Shenxiu, une fillette de 10 ans, est aspirée dans les profondeurs marines durant une croisière familiale. Elle découvre l’univers fantastique des abysses, un monde inconnu peuplé d’incroyables créatures. Dans ce lieu mystérieux émerge le Restaurant des abysses, dirigé par l’emblématique Capitaine Nanhe. Poursuivis par le Fantôme Rouge, leur route sera semée d’épreuves et de nombreux secrets. Leur odyssée sous-marine ne fait que commencer.

Critique du film

« À tous ceux qui traversent des périodes sombres. » Le message entre les deux génériques de fin  du Royaume des Abysses est on ne peut plus équivoque. Malgré sa tempête multicolore, difficile de conseiller le long-métrage de Tian Xiaopeng aux tout petits. Son héroïne, Shenxiu, est attristée depuis des années par le départ de sa mère dont elle n’a jamais réussi à se remettre. Aspirée dans un monde aquatique grouillant de vie, elle doit se frayer un chemin au milieu des créatures fantastiques et, surtout, de ses idées noires.
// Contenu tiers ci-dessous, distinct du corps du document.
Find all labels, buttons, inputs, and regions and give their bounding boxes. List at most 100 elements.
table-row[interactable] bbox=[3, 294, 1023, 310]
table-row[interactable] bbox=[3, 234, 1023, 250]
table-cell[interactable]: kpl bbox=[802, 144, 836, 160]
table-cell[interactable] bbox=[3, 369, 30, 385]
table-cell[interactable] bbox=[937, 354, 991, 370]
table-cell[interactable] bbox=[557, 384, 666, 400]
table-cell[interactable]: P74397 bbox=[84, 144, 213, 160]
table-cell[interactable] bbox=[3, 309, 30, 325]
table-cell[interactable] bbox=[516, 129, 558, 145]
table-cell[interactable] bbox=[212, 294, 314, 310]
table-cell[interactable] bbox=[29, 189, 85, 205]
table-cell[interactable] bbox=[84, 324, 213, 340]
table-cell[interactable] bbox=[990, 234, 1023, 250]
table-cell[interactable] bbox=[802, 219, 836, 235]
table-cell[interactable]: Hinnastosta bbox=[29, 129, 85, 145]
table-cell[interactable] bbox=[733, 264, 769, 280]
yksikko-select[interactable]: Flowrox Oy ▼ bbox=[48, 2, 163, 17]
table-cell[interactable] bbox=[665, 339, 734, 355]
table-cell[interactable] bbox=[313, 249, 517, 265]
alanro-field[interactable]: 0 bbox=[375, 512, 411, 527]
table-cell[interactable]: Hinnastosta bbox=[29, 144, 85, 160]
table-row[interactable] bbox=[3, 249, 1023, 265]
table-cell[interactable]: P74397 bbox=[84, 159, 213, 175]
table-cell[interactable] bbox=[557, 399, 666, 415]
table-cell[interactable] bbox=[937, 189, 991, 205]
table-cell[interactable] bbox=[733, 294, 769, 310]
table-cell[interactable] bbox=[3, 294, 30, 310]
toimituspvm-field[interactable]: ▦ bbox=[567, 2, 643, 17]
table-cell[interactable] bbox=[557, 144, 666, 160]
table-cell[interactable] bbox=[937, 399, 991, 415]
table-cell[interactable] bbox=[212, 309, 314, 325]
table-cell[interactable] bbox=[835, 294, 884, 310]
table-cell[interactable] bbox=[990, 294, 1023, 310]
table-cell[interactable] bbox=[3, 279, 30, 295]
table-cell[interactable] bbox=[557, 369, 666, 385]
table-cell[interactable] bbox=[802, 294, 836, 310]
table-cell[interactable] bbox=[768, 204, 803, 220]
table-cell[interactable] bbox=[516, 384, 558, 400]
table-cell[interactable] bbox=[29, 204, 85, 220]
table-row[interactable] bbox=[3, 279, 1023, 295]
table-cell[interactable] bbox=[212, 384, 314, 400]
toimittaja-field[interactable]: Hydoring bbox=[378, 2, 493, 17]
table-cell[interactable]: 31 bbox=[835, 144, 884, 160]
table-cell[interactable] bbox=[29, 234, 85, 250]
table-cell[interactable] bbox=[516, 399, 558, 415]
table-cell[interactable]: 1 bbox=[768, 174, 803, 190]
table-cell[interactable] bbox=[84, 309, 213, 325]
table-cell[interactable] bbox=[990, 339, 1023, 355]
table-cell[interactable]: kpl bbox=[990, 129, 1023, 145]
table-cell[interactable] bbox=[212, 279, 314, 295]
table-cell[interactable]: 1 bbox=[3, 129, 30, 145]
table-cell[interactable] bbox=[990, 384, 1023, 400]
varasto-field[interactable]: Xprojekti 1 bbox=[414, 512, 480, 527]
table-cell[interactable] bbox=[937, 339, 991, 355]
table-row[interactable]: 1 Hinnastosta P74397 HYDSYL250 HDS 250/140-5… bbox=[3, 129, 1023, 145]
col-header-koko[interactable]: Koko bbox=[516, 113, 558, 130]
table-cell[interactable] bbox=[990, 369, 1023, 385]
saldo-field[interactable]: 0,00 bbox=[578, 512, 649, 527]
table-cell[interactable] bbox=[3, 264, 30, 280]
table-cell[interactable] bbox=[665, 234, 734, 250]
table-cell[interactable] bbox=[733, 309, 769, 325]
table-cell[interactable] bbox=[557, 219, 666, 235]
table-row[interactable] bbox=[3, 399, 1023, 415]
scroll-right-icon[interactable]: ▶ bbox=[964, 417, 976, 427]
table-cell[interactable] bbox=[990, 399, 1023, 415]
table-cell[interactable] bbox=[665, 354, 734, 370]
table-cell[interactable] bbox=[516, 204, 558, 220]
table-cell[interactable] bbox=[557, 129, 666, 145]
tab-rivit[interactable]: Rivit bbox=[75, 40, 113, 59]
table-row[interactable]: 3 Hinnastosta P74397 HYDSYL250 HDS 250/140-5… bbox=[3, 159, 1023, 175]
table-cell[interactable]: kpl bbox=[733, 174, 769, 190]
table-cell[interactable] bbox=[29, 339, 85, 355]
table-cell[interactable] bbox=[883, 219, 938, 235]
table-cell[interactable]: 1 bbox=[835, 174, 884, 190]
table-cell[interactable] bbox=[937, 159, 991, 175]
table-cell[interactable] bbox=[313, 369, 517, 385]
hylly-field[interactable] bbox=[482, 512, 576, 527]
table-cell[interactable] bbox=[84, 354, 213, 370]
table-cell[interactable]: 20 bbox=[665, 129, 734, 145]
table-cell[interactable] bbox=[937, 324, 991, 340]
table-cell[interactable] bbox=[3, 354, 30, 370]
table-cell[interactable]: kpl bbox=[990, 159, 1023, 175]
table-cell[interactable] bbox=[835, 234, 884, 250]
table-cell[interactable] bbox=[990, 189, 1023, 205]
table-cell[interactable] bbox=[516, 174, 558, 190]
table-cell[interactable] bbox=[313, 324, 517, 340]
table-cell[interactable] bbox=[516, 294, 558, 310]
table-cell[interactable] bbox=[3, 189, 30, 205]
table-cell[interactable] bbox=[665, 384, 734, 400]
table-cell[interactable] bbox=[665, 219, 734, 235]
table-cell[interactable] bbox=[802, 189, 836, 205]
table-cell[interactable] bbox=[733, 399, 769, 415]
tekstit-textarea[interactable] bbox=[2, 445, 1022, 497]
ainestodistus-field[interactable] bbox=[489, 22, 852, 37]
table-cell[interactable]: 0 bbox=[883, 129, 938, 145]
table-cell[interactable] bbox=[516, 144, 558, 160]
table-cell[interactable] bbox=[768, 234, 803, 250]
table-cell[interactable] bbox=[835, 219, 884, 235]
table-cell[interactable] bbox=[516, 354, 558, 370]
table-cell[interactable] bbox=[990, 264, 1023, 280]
L’ouverture du film évoque indéniablement l’esthétique Miyazakienne, et l’empreinte du maître de l’animation japonaise perdure tout au long du film. La plongée soudaine d’un enfant endeuillé dans un monde parallèle rappelle forcément Le Garçon et le Héron, tandis que le fonctionnement et les habitants du navire forcent la comparaison avec Le Château Ambulant et, surtout, Le Voyage de Chihiro. Le récit développe son périple onirique en multipliant les références à Miyazaki, mais déploie sous nos yeux une expérience visuelle hors norme.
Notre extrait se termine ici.